Burn subtitles and merge audio — note we use the expanded video as input:
bash "$SKILL_DIR/scripts/burn_and_merge.sh" \
"$TMPDIR/expanded_video.mp4" \
"$TMPDIR/adjusted_english.srt" \
"$TMPDIR/english_audio.wav" \
"output/<video-title>/translated.mp4"
Step 8: Deliver
Send the translated video to the user. Do NOT delete $TMPDIR — macOS handles /tmp cleanup automatically, and keeping intermediate files enables quick iteration.
Script Reference
| Script | Purpose | Key Args |
|---|---|---|
install_deps.sh |
Install yt-dlp, ffmpeg, uv | None |
parallel_transcribe.py |
Chinese speech → SRT | --input, --output, --model, --language |
generate_tts.py |
English SRT → TTS audio clips | --srt, --output-dir, --voice-map (optional) |
smart_expand.py |
Analyze TTS vs windows, generate adjusted SRT + segment plan | --srt, --tts-dir, --output-srt, --output-segments, --video-duration, --buffer |
expand_video.py |
Split video, slow down expanded segments, concatenate | --video, --segments, --output, --tmpdir |
assemble_audio.py |
TTS clips → full audio track | --srt, --audio-dir, --output, --duration |
burn_and_merge.sh |
Burn subtitles + replace audio | video, srt, audio, output |
burn_subtitles_cv.py |
Subtitle burning fallback (OpenCV+Pillow) | --video, --srt, --output |
Notes
- ⚠️ Telegram 视频编码注意:Telegram 客户端对 H.264 (libx264) 编码的竖屏(9:16)视频有内联预览 bug——比例会变形,画面被压扁。必须使用 HEVC (libx265) 编码,加
-tag:v hvc1确保兼容性。所有脚本已默认使用 HEVC。如果目标平台不是 Telegram,H.264 也可以,但为了通用性建议保持 HEVC。 - The translation step (Step 4) is the most critical for quality. Always follow
references/translation-guidelines.md. - Smart expansion typically adds 1–3 seconds to a 30-second video. Each expanded segment gets a 0.3s buffer for breathing room. The slowdown factor is usually 1.05x–1.25x — subtle enough that viewers barely notice, but enough for clear English narration.
- Do NOT manually clean up
$TMPDIR. macOS clears/tmpautomatically. Keeping intermediate files (chinese.srt, english.srt, TTS clips) enables quick iteration without re-running expensive transcription or TTS steps. - For very short videos (<10s), the transcription may produce minimal output. That's expected.

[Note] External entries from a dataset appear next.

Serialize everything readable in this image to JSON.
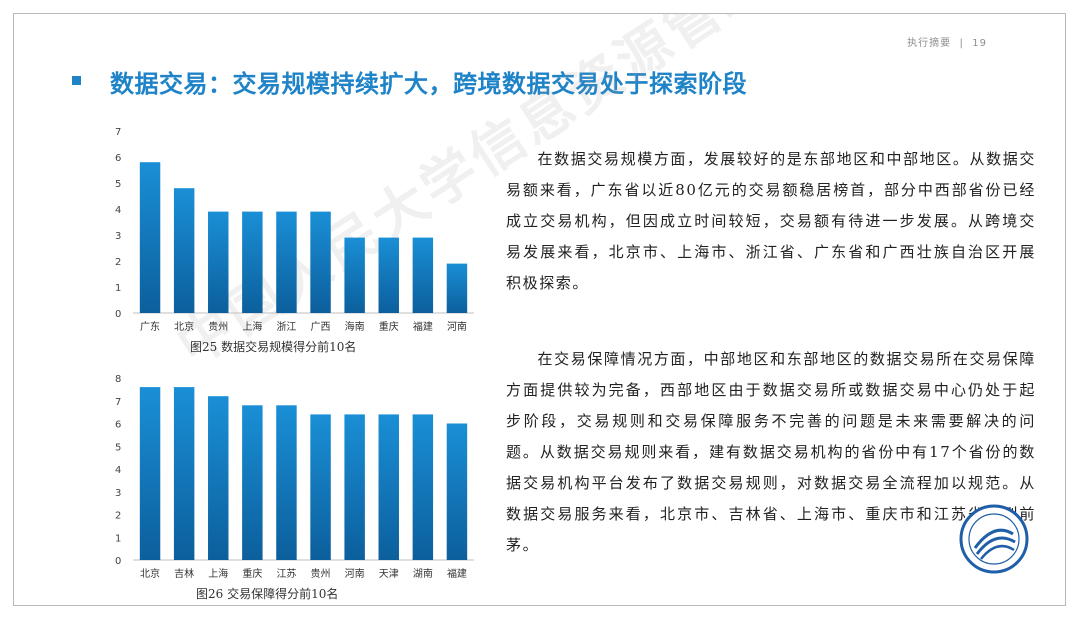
{
  "page": {
    "section": "执行摘要",
    "page_number": "19",
    "title": "数据交易：交易规模持续扩大，跨境数据交易处于探索阶段",
    "watermark": "中国人民大学信息资源管理学院",
    "paragraph_1": "在数据交易规模方面，发展较好的是东部地区和中部地区。从数据交易额来看，广东省以近80亿元的交易额稳居榜首，部分中西部省份已经成立交易机构，但因成立时间较短，交易额有待进一步发展。从跨境交易发展来看，北京市、上海市、浙江省、广东省和广西壮族自治区开展积极探索。",
    "paragraph_2": "在交易保障情况方面，中部地区和东部地区的数据交易所在交易保障方面提供较为完备，西部地区由于数据交易所或数据交易中心仍处于起步阶段，交易规则和交易保障服务不完善的问题是未来需要解决的问题。从数据交易规则来看，建有数据交易机构的省份中有17个省份的数据交易机构平台发布了数据交易规则，对数据交易全流程加以规范。从数据交易服务来看，北京市、吉林省、上海市、重庆市和江苏省名列前茅。",
    "colors": {
      "accent": "#1f83c8",
      "bar_top": "#1a8fd6",
      "bar_bottom": "#0c5f9c"
    },
    "logo_icon": "university-seal-icon"
  },
  "chart_data": [
    {
      "type": "bar",
      "title": "图25  数据交易规模得分前10名",
      "categories": [
        "广东",
        "北京",
        "贵州",
        "上海",
        "浙江",
        "广西",
        "海南",
        "重庆",
        "福建",
        "河南"
      ],
      "values": [
        5.8,
        4.8,
        3.9,
        3.9,
        3.9,
        3.9,
        2.9,
        2.9,
        2.9,
        1.9
      ],
      "ylim": [
        0,
        7
      ],
      "yticks": [
        "0",
        "1",
        "2",
        "3",
        "4",
        "5",
        "6",
        "7"
      ],
      "xlabel": "",
      "ylabel": "",
      "grid": false
    },
    {
      "type": "bar",
      "title": "图26  交易保障得分前10名",
      "categories": [
        "北京",
        "吉林",
        "上海",
        "重庆",
        "江苏",
        "贵州",
        "河南",
        "天津",
        "湖南",
        "福建"
      ],
      "values": [
        7.6,
        7.6,
        7.2,
        6.8,
        6.8,
        6.4,
        6.4,
        6.4,
        6.4,
        6.0
      ],
      "ylim": [
        0,
        8
      ],
      "yticks": [
        "0",
        "1",
        "2",
        "3",
        "4",
        "5",
        "6",
        "7",
        "8"
      ],
      "xlabel": "",
      "ylabel": "",
      "grid": false
    }
  ]
}
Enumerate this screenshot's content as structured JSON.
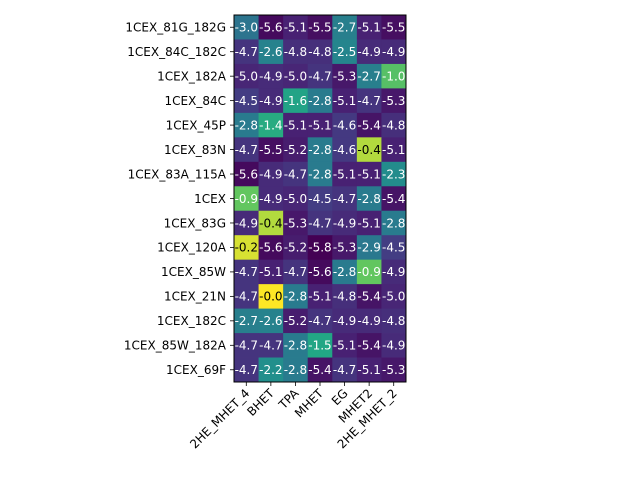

- Multi-speaker videos: When a video has multiple speakers (adult + child, interviewer + guest, etc.), use Step 4b to create a voice map. Different edge-tts voices make the translation feel natural and distinguishable. Note that multi-voice TTS clips may have different durations than single-voice, so smart expansion may add more time (e.g., child voices like
en-US-AnaNeuraltend to speak slower than adult voices). - TTS uses
sag(ElevenLabs) when available for high quality, falls back to systemsaycommand on macOS. - Subtitle burning:
burn_and_merge.shuses ffmpeg libass first; if unavailable, automatically falls back toburn_subtitles_cv.py(OpenCV+Pillow frame-by-frame rendering). Both produce identical visual output. - All Python scripts use
uv runwith inline script metadata — no virtual environment setup needed.smart_expand.pyandexpand_video.pyuse only stdlib, so plainpython3is fine. - The
$SKILL_DIRvariable points to this skill's root directory.